We consider robotic taxis that can carry one customer. To compare different AMoD system operational policies, we introduce the following variables:

\begin{align*} &d_E &= &\text{ empty distance driven by the fleet} \\ &d_C &= &\text{ occupied distance driven by the fleet} \\ &d_T = d_C + d_E &= &\text{ total distance driven by the fleet} \\ &N &= &\text{ fleet size} \\ &R &= &\text{ number of customer requests served} \\ &w_i &= &\text{ waiting time of request } i\in \{1,...,R\} \\ &W &= &\text{ total waiting time } W = \sum_{i=1}^{R} w_i \end{align*}

The provided simulation environment is designed in the standard reinforcement framework: Rewards are issued after each simulation step. The (undiscounted) sum of all rewards is the final score. The higher the score, the better the performance.

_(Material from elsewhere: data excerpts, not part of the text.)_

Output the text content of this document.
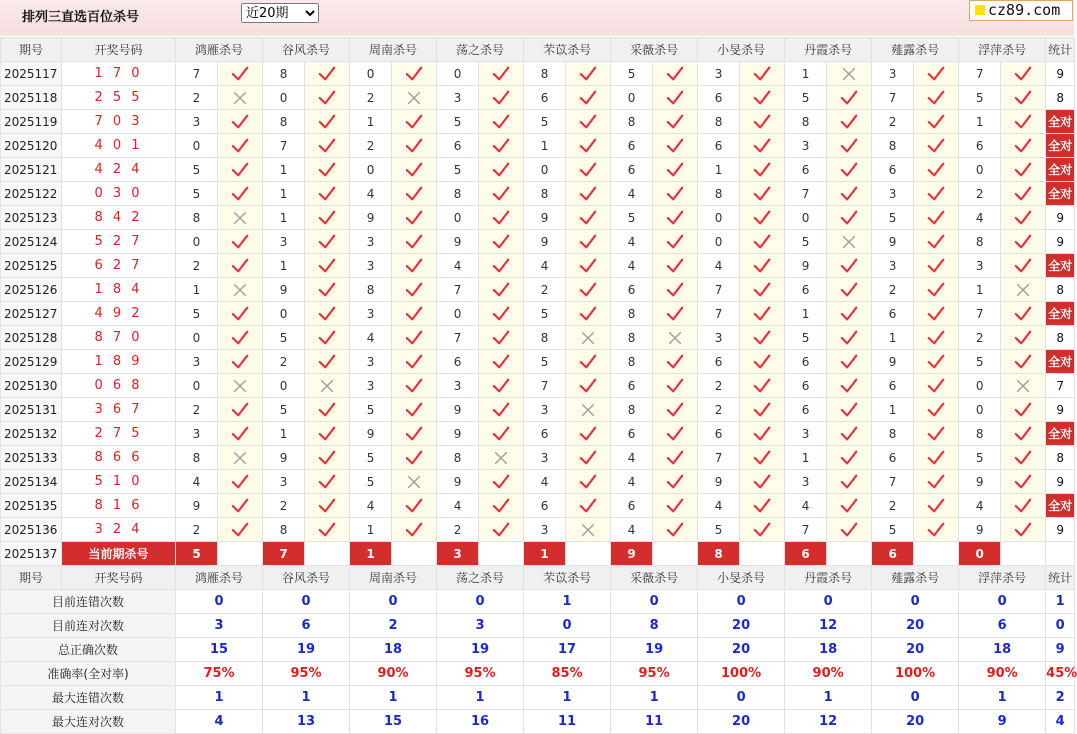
排列三直选百位杀号
近20期	cz89.com
期号	开奖号码	鸿雁杀号		谷风杀号		周南杀号		荡之杀号		芣苡杀号		采薇杀号		小旻杀号		丹霞杀号		薤露杀号		浮萍杀号		统计
2025117	1 7 0	7		8		0		0		8		5		3		1		3		7		9
2025118	2 5 5	2		0		2		3		6		0		6		5		7		5		8
2025119	7 0 3	3		8		1		5		5		8		8		8		2		1		全对
2025120	4 0 1	0		7		2		6		1		6		6		3		8		6		全对
2025121	4 2 4	5		1		0		5		0		6		1		6		6		0		全对
2025122	0 3 0	5		1		4		8		8		4		8		7		3		2		全对
2025123	8 4 2	8		1		9		0		9		5		0		0		5		4		9
2025124	5 2 7	0		3		3		9		9		4		0		5		9		8		9
2025125	6 2 7	2		1		3		4		4		4		4		9		3		3		全对
2025126	1 8 4	1		9		8		7		2		6		7		6		2		1		8
2025127	4 9 2	5		0		3		0		5		8		7		1		6		7		全对
2025128	8 7 0	0		5		4		7		8		8		3		5		1		2		8
2025129	1 8 9	3		2		3		6		5		8		6		6		9		5		全对
2025130	0 6 8	0		0		3		3		7		6		2		6		6		0		7
2025131	3 6 7	2		5		5		9		3		8		2		6		1		0		9
2025132	2 7 5	3		1		9		9		6		6		6		3		8		8		全对
2025133	8 6 6	8		9		5		8		3		4		7		1		6		5		8
2025134	5 1 0	4		3		5		9		4		4		9		3		7		9		9
2025135	8 1 6	9		2		4		4		6		6		4		4		2		4		全对
2025136	3 2 4	2		8		1		2		3		4		5		7		5		9		9
2025137	当前期杀号	5		7		1		3		1		9		8		6		6		0		
期号	开奖号码	鸿雁杀号		谷风杀号		周南杀号		荡之杀号		芣苡杀号		采薇杀号		小旻杀号		丹霞杀号		薤露杀号		浮萍杀号		统计
目前连错次数		0		0		0		0		1		0		0		0		0		0		1
目前连对次数		3		6		2		3		0		8		20		12		20		6		0
总正确次数		15		19		18		19		17		19		20		18		20		18		9
准确率(全对率)		75%		95%		90%		95%		85%		95%		100%		90%		100%		90%		45%
最大连错次数		1		1		1		1		1		1		0		1		0		1		2
最大连对次数		4		13		15		16		11		11		20		12		20		9		4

For the AMoD-Task, there are 3 different championships (sub-tasks) which constitute separate competitions. The simulation environment computes the reward value for each category and conatenates them into a vector of length 3, which is then communicated as feedback to the learning agent. The agent can ignore but the entry of the reward vector from the category that they wish to maximize.

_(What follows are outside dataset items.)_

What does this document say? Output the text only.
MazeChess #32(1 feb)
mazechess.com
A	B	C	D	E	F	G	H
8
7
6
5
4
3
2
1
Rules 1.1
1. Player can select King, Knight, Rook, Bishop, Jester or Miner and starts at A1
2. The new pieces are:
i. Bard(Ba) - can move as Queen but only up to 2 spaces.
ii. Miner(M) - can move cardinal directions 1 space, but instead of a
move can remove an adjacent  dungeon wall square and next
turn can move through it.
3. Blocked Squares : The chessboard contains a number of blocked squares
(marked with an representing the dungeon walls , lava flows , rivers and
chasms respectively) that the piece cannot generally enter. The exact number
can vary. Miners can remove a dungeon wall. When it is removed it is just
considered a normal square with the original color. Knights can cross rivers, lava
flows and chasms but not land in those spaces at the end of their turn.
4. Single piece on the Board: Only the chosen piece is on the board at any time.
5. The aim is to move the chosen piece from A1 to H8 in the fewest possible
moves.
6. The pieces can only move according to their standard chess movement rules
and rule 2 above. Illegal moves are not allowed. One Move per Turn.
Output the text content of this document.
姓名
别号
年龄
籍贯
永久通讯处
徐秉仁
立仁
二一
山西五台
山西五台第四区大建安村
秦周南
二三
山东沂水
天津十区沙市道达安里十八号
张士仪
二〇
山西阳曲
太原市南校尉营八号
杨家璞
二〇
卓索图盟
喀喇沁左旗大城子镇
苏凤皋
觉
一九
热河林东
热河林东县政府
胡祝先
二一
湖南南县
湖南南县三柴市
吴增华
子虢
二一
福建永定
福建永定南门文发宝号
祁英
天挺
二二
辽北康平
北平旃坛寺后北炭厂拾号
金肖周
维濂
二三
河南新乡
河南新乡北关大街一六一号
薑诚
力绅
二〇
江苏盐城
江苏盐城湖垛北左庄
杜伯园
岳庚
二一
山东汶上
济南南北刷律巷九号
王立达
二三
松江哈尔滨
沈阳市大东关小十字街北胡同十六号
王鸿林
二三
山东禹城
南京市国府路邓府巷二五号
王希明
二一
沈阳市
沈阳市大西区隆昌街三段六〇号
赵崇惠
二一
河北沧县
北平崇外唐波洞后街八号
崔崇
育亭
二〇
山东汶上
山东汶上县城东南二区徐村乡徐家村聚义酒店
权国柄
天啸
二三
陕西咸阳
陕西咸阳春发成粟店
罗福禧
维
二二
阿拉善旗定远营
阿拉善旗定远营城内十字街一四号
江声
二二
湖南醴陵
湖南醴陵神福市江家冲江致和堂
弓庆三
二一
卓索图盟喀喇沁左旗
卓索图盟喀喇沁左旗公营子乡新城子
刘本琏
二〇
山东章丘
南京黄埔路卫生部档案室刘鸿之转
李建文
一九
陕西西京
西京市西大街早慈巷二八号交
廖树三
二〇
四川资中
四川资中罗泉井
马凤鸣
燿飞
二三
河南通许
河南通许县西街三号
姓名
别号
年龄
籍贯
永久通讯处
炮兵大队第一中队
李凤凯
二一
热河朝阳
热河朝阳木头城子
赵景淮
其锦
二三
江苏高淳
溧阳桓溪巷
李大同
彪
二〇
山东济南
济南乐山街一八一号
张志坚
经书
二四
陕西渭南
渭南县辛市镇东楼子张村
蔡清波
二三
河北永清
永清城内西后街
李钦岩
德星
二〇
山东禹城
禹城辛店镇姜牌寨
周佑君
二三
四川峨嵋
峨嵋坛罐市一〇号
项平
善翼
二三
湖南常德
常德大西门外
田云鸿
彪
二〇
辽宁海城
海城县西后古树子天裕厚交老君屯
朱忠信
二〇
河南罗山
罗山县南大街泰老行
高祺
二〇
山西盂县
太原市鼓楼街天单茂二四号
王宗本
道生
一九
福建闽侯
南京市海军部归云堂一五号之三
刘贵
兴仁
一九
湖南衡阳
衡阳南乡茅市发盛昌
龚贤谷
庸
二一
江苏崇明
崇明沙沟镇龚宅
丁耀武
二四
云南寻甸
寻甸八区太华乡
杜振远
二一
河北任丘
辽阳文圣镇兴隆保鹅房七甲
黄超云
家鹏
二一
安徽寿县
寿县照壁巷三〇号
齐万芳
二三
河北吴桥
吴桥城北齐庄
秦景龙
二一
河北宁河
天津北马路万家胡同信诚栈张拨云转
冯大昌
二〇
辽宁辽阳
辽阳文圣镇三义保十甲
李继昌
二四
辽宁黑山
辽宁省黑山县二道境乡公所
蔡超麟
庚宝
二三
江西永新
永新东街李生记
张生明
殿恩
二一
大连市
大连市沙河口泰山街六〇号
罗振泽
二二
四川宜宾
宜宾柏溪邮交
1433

The three championships are as follows:

In the Service Quality Championship, the principal goal of the operator is to provide the highest possible service quality at bounded operational cost. Two negative scalar weights $\alpha_1\lt{}0$ and $\alpha_2\lt{}0$ are introduced. The performance metric to maximize is

\begin{align*} \mathcal{J}_{P-AMoD,1} = \alpha_1 W + \alpha_2 d_E \end{align*}

The values $\alpha_1$ and $\alpha_2$ are chosen such that the term $W$ dominantes the metric. The number of robotic taxis is fixed at some fleet size $\bar{N} \in \mathbb{N}_{\gt{}0}$.

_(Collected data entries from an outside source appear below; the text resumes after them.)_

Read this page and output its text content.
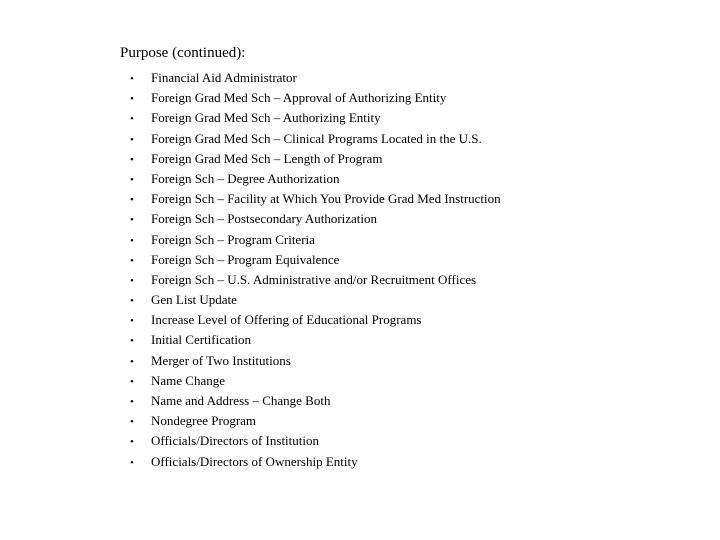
Purpose (continued):
•	Financial Aid Administrator
•	Foreign Grad Med Sch – Approval of Authorizing Entity
•	Foreign Grad Med Sch – Authorizing Entity
•	Foreign Grad Med Sch – Clinical Programs Located in the U.S.
•	Foreign Grad Med Sch – Length of Program
•	Foreign Sch – Degree Authorization
•	Foreign Sch – Facility at Which You Provide Grad Med Instruction
•	Foreign Sch – Postsecondary Authorization
•	Foreign Sch – Program Criteria
•	Foreign Sch – Program Equivalence
•	Foreign Sch – U.S. Administrative and/or Recruitment Offices
•	Gen List Update
•	Increase Level of Offering of Educational Programs
•	Initial Certification
•	Merger of Two Institutions
•	Name Change
•	Name and Address – Change Both
•	Nondegree Program
•	Officials/Directors of Institution
•	Officials/Directors of Ownership Entity
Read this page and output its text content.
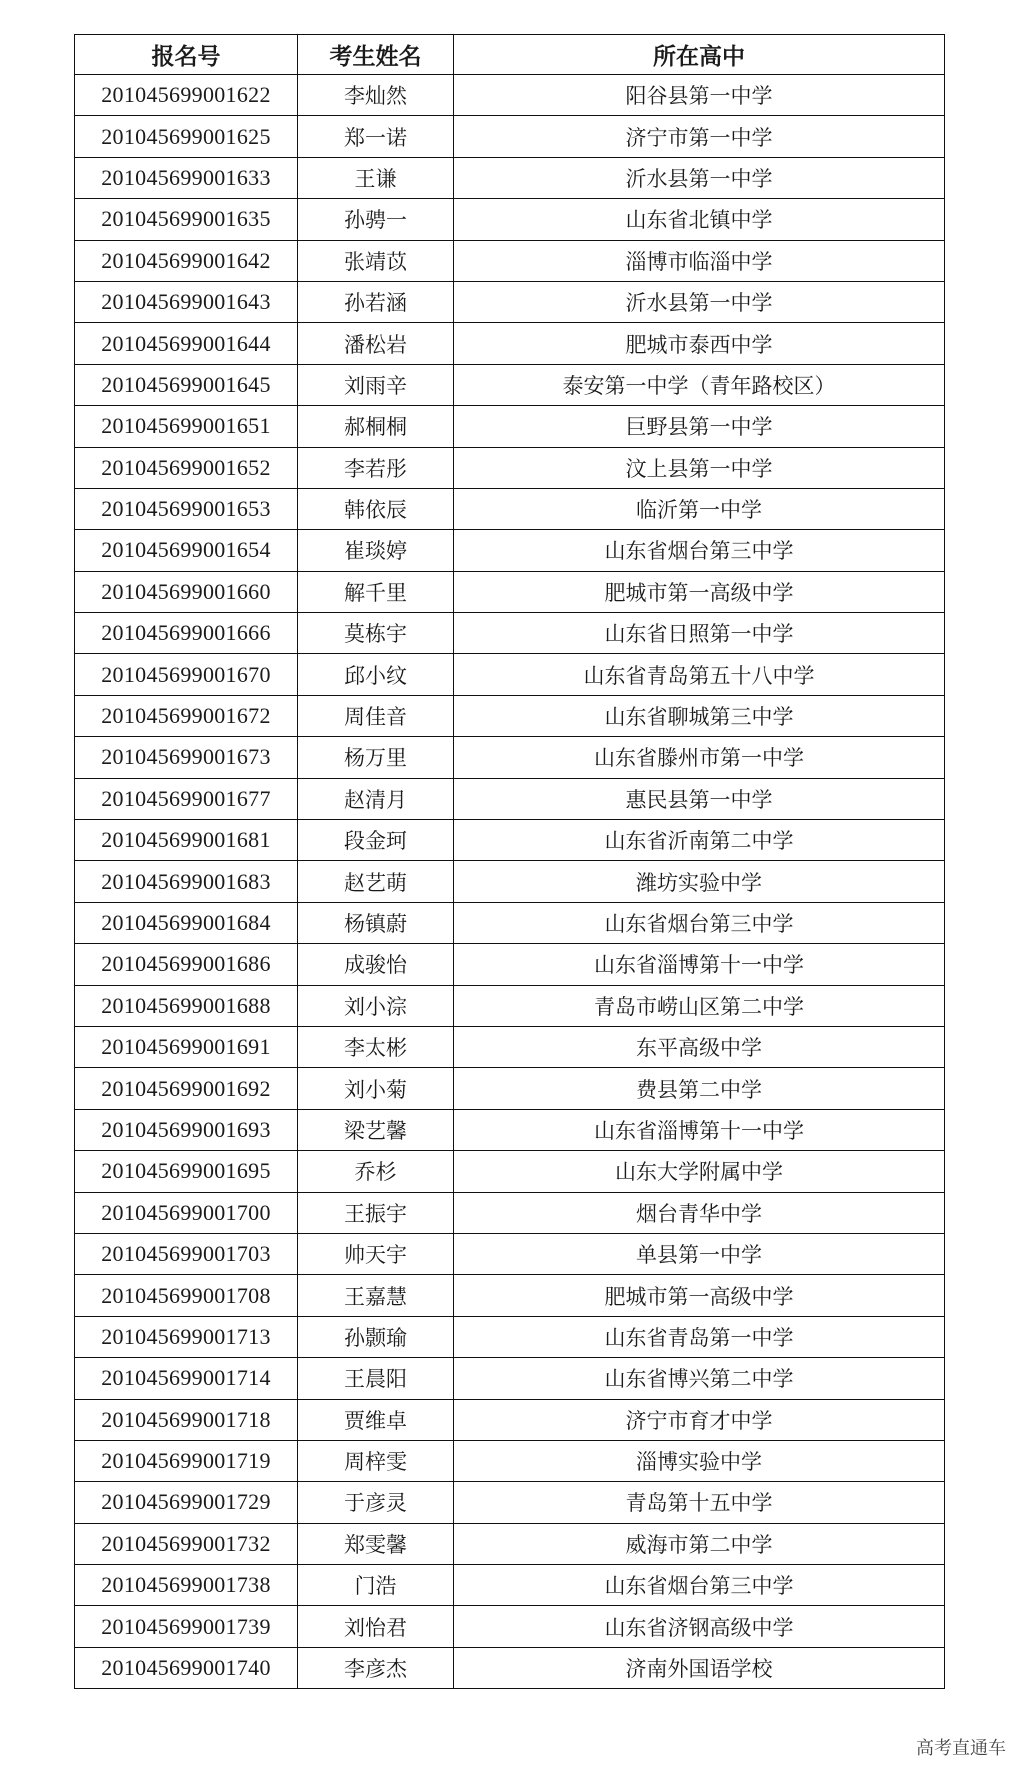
报名号	考生姓名	所在高中
201045699001622	李灿然	阳谷县第一中学
201045699001625	郑一诺	济宁市第一中学
201045699001633	王谦	沂水县第一中学
201045699001635	孙骋一	山东省北镇中学
201045699001642	张靖苡	淄博市临淄中学
201045699001643	孙若涵	沂水县第一中学
201045699001644	潘松岩	肥城市泰西中学
201045699001645	刘雨辛	泰安第一中学（青年路校区）
201045699001651	郝桐桐	巨野县第一中学
201045699001652	李若彤	汶上县第一中学
201045699001653	韩依辰	临沂第一中学
201045699001654	崔琰婷	山东省烟台第三中学
201045699001660	解千里	肥城市第一高级中学
201045699001666	莫栋宇	山东省日照第一中学
201045699001670	邱小纹	山东省青岛第五十八中学
201045699001672	周佳音	山东省聊城第三中学
201045699001673	杨万里	山东省滕州市第一中学
201045699001677	赵清月	惠民县第一中学
201045699001681	段金珂	山东省沂南第二中学
201045699001683	赵艺萌	潍坊实验中学
201045699001684	杨镇蔚	山东省烟台第三中学
201045699001686	成骏怡	山东省淄博第十一中学
201045699001688	刘小淙	青岛市崂山区第二中学
201045699001691	李太彬	东平高级中学
201045699001692	刘小菊	费县第二中学
201045699001693	梁艺馨	山东省淄博第十一中学
201045699001695	乔杉	山东大学附属中学
201045699001700	王振宇	烟台青华中学
201045699001703	帅天宇	单县第一中学
201045699001708	王嘉慧	肥城市第一高级中学
201045699001713	孙颢瑜	山东省青岛第一中学
201045699001714	王晨阳	山东省博兴第二中学
201045699001718	贾维卓	济宁市育才中学
201045699001719	周梓雯	淄博实验中学
201045699001729	于彦灵	青岛第十五中学
201045699001732	郑雯馨	威海市第二中学
201045699001738	门浩	山东省烟台第三中学
201045699001739	刘怡君	山东省济钢高级中学
201045699001740	李彦杰	济南外国语学校
高考直通车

In the Efficiency Championship, the principal goal of the operator is to perform as efficiently as possible while maintaining the best possible service level. Two negative scalar weights $\alpha_3\lt{}0$ and $\alpha_4\lt{}0$ are introduced. The performance metric to maximize is

\begin{align*} \mathcal{J}_{P-AMoD,2} = \alpha_3 W + \alpha_4 d_E \end{align*}

$\alpha_3$ and $\alpha_4$ are chosen such that the term $d_E$ dominantes the metric. The number of robotic taxis is fixed at some fleet size $\bar{N} \in \mathbb{N}_{\gt{}0}$.

Traffic law objective (T)

Modified 2019-05-16 by Julian Zilly

The following shows rule objectives the Duckiebots are supposed to abide by within Duckietown. These penalties hold for the embodied tasks (LF, LFV).

Comfort objective (C)

Modified 2019-05-16 by Julian Zilly

Lane following (LF, LFV)

Modified 2019-04-14 by Liam Paull

In the single robot setting, we encourage “comfortable” driving solutions. We therefore penalize large angular deviations from the forward lane direction to achieve smoother driving. This is quantified through changes in Duckiebot angular orientation $\theta_{bot}(t)$ with respect to the lane driving direction.

For better driving behavior we measure the median per episode lateral deviation from the right lane center line.

$$ \objective_{C-LF/LFV}(t) = \text{median}(\{d_{outside}\}), $$

where $\{d_{outside}\}$ is the sequence of lateral distances from the center line.